Engkau pastinya tahu sang syahidah pertama dalam sejarah penyebaran islam, bagaimana Sumayyah menjemput syahidnya dengan perlakuan yang sangat sadis, roh nya melayang meninggalkan jasad yang terbuyur kaku. Dia adalah muslimah tangguh yang pernah ada, tidakkah kau iri saudaraku? Sumayyah telah mengorbankan jiwanya untuk dien ini, lalu apa yang telah kita korbankan? Adakah hanya keluh kesah yang tersirat dalam tatapan sinis dan sumpah serapah yang telah mewarnai perjalanan kita? Kita terlalu lemah. Terlalu cengeng dalam menghadapi semua tantangan dakwah.
Dakwah bukan semua permainan, dakwah bukan sebuah label untuk menjadi orang hebat, dakwah adalah ruh juang, dakwah adalah sebuah ruh pembebasan, pencerahan. Dakwah adalah sebuah pilihan hidup, sehingga diri sudah siap dengan konsekwensi dari pilihan hidup itu. Diri harus siap dengan duri-duri yang telah menunggu di perjalanan.
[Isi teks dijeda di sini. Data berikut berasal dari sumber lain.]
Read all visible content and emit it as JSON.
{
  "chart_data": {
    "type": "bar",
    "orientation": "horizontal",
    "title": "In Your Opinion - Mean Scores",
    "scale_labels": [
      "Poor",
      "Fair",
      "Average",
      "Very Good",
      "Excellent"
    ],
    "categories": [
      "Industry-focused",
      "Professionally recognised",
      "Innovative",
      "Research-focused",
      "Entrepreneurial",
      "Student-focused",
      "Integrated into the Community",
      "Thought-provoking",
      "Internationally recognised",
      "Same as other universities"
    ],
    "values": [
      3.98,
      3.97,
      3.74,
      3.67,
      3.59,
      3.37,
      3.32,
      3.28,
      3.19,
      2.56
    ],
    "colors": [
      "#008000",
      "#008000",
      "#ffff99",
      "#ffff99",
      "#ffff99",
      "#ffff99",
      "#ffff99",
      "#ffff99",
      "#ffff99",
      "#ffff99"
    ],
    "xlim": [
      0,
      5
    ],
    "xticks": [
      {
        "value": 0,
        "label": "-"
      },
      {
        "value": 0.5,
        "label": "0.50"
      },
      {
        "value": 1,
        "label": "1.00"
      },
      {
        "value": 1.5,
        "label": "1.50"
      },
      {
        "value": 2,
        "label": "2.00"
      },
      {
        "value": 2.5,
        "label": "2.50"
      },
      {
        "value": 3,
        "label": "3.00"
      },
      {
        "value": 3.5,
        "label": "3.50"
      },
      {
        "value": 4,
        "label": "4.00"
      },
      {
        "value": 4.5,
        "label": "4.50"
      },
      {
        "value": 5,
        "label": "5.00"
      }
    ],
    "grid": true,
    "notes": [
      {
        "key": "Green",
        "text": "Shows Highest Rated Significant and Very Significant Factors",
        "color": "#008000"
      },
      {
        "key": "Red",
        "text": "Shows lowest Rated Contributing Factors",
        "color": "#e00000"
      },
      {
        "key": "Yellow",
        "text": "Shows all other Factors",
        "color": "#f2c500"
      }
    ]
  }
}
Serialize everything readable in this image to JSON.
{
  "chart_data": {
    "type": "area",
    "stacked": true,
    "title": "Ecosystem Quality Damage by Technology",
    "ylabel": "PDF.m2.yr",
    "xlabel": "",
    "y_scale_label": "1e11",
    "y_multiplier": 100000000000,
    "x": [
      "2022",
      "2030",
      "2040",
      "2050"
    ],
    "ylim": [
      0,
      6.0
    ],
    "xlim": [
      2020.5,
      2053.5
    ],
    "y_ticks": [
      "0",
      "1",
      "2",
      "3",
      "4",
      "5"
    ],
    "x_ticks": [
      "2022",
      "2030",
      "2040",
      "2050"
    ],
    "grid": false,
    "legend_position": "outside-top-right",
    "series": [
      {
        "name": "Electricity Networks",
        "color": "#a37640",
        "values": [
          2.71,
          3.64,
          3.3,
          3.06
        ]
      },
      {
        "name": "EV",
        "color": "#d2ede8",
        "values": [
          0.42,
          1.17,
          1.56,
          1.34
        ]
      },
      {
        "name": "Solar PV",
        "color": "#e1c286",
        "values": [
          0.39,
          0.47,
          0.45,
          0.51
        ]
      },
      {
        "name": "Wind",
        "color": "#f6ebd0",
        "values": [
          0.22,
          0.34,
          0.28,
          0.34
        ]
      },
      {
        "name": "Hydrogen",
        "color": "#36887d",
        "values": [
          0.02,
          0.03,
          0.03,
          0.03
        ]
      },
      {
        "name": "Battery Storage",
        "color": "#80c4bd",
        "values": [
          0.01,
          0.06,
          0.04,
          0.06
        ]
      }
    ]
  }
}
Hingga diri telah siap berkorban demi dakwah ini.
Tidakkah engkau rela menitikkan air mata, berpeluh dalam penat, atau terhempas karena hantaman yang sangat keras, tidakkah engkau rela semua itu engkau lakoni untuk sebuah senyum cerah di wajah ummat? Senyum bahagia karena merasakan keindahan islam, dan kemanisan iman. Sebagaimana yang telah dirasakan oleh manusia utama, seorang hanzalah, seorang Bilal, sayyidah Sumayyah, dan ribuan pejuang islam lainnya demi mengukir senyum di wajah kalian?
Dan pun jika kita tidak siap bersama dakwah maka itu juga adalah pilihan. Tapi tanpamu, tanpaku, tanpa siapapun dakwah ini akan tetap jalan di muka bumi ini. Bukan dakwah yang butuh kepada kita, tapi kitalah yang butuh kepada dakwah.